Millions remained poor. But thanks in part to oil revenues, per capita income advanced by about 113 percent between 1960 and 1980, compared with only 11 percent between 1980 and 2000.
Mexico's economy began to tumble in the late 1970s and early 1980s when the PRI led Mexico into bankruptcy with corrupt and inefficient public spending. The national debt ballooned to 60 percent of gross domestic product at one point, and Mexico was forced to seek loans from the U.S.-dominated International Monetary Fund, make cuts in public spending and pursue free-market reforms.
When Carlos Salinas de Gortari became president in 1988, he impressed U.S. leaders with his fluent English and Harvard economics degree. He helped sell NAFTA on both sides of the border, and he raised Mexicans' hopes and expectations. Then the peso crashed as he was leaving office, slashing buying power by 50 percent and eliminating 1 million jobs. Salinas, the leading advocate of economic reform, is now a villain to most Mexicans.

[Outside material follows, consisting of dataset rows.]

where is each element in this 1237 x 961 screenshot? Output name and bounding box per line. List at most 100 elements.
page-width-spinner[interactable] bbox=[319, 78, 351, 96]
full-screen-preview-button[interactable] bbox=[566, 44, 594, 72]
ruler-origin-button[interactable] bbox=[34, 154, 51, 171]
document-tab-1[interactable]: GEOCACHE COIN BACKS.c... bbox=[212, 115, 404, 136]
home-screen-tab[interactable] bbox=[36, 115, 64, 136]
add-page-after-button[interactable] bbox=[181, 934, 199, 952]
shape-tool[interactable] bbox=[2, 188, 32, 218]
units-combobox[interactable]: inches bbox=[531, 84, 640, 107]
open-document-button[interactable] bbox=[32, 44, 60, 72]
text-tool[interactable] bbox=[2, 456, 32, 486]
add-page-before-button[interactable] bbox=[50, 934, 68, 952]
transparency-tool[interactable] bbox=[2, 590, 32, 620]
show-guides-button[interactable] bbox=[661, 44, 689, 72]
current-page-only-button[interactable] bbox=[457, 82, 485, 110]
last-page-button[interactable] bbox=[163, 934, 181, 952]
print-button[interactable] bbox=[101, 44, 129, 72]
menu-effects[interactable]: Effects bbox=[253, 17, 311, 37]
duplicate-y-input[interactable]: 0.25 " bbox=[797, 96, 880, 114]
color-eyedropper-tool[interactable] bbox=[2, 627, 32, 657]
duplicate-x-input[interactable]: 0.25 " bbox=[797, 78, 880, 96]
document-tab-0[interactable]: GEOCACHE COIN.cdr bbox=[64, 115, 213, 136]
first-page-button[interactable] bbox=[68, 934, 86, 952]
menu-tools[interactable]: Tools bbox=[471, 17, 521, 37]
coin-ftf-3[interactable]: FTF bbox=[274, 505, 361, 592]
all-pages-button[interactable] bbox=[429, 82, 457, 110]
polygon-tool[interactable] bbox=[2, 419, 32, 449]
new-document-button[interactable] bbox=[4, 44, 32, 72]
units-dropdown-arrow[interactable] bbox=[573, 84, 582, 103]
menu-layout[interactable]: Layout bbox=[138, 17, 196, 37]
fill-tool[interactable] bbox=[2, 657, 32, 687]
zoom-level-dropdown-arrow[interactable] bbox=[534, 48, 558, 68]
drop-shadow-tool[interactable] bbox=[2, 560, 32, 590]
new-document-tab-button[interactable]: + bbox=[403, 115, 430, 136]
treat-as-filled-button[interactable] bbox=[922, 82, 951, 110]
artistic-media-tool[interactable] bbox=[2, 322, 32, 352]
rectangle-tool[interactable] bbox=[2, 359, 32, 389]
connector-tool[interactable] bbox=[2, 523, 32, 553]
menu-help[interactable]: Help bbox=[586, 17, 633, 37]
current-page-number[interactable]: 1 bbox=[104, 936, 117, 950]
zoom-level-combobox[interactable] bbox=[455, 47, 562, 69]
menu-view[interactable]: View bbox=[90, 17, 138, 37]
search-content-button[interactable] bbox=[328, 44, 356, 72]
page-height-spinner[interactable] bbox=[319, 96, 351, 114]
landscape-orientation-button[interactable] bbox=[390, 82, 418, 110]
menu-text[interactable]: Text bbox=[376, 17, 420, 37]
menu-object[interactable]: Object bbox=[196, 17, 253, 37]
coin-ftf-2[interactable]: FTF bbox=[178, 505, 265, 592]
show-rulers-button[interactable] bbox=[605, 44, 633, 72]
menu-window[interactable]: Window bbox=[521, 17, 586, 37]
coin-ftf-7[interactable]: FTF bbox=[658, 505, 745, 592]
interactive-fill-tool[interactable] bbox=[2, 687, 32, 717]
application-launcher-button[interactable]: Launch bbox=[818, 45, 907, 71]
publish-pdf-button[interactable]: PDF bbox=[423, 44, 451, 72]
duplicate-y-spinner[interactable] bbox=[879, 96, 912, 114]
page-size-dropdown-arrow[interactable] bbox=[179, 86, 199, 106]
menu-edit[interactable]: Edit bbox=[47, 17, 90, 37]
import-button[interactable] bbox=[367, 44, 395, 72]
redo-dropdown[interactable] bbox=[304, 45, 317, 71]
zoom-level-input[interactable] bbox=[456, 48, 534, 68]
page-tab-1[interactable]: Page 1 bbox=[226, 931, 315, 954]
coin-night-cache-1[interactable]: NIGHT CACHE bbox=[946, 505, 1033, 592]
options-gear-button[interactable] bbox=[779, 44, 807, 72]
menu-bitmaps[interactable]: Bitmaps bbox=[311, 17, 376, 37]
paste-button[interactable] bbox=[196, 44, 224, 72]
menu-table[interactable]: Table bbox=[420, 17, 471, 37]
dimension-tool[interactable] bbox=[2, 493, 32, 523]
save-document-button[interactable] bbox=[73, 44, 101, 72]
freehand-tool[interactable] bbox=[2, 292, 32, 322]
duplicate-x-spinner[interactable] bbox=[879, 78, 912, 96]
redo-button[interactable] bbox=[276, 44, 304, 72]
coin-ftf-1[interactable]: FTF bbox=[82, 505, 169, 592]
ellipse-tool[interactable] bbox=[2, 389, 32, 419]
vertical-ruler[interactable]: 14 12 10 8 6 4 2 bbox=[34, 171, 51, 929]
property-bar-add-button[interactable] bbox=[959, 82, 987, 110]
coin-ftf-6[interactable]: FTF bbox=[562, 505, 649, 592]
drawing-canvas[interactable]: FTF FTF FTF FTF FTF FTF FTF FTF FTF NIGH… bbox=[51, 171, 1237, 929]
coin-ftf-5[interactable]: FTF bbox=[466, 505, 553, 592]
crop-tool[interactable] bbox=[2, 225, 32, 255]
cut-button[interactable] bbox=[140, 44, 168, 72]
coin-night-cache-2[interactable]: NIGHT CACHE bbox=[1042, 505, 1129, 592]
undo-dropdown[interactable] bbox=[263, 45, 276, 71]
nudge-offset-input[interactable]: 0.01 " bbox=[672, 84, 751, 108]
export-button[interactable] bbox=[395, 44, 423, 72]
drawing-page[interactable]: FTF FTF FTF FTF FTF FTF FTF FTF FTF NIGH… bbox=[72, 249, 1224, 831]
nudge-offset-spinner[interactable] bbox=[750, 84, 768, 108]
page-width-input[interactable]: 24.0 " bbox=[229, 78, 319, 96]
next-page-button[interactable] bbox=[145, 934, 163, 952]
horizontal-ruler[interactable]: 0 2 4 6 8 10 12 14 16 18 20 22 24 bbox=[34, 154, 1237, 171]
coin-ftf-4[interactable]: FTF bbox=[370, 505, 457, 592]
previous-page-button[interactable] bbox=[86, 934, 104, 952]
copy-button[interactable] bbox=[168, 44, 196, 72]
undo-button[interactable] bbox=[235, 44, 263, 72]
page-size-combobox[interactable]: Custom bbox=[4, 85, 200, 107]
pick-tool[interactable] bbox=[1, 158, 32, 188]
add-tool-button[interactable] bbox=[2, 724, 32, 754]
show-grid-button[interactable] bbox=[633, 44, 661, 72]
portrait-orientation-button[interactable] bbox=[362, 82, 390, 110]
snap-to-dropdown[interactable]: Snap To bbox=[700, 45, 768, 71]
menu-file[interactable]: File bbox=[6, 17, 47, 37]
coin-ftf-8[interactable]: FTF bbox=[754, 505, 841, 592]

Jorge Miranda, a former trade policy adviser to Salinas, says Mexico would be worse off now had reforms not been enacted. But he concedes that mistakes have been made.
"I don't want to call it a fairy tale," said Miranda, who now represents U.S. companies in trade disputes with Mexico. "But reforms were opened up and are not being steered."
International business executives fault Fox and Mexico's Congress for failing to pass reforms to help Mexico gain a competitive edge in the world economy. Mexico urgently needs to get rid of the reams of red tape that exist to start a new business, they say, as well as reform its foundering public education system and its inefficient and expensive state-run electricity industry.
"It's the fault of the Mexican government for being complacent and thinking these (trade) agreements were an automatic passport to wealth," said Rogelio Ramirez de la O, an analyst and adviser to foreign companies.
Mexicans bemoan the demise of Mexican-owned enterprises that were unable to compete.
"Globalization only favors the big multinational corporations," said Ruben Barrios, whose family in Mexico City built a once-thriving business making brake parts.
Barrios' company went from 25 white-collar workers to six, and from 100 blue-collar workers to 15 after NAFTA and other measures knocked down trade protections.
Foreign motor-vehicle makers operating in Mexico once had to ensure that Mexican companies supplied at least 60 percent of the parts used in assembly. These requirements are being swept aside.
Global competition has knocked out many Mexican industries that were customers for his brake parts, Barrios said. Now he's trying to survive by converting his business to a consulting firm on the science of brakes.
"The only historic role that businessmen in Mexico have right now is survival," Barrios said. "Exports can't provide for all the basic needs of Mexicans. The proof is the number of our people who are leaving to work in the United States."
Making ends meet
In San Gabriel Chilac, 150 miles southeast of Mexico City, Maria Luisa Ramirez hasn't left Mexico. But like Ponciano Garmendia, she is experiencing the fickle nature of the global economy.
Ramirez started working in assembly plants seven years ago. Last year, the owner of a small local shop where Ramirez worked cleared out all the machines one night, locked the doors and stiffed Ramirez and other workers for a week's pay, $65.
Today Ramirez works out of her one-room home with another woman. Together, as their children gaze on, they snip the threads off newly assembled jeans with the Paris Blue or L.E.I. labels for 3 cents a pair. If they can finish 200 pairs of jeans in a day, they'll earn $6.
"It took three hours to do 25 pairs of pants," said Ramirez, her scissors flying along seams bristling with yellow thread.
She has no illusions about why she's working at home now.
"There are lots of women in town now who do this work in their homes," she said. "It's more convenient for the companies because they pay less."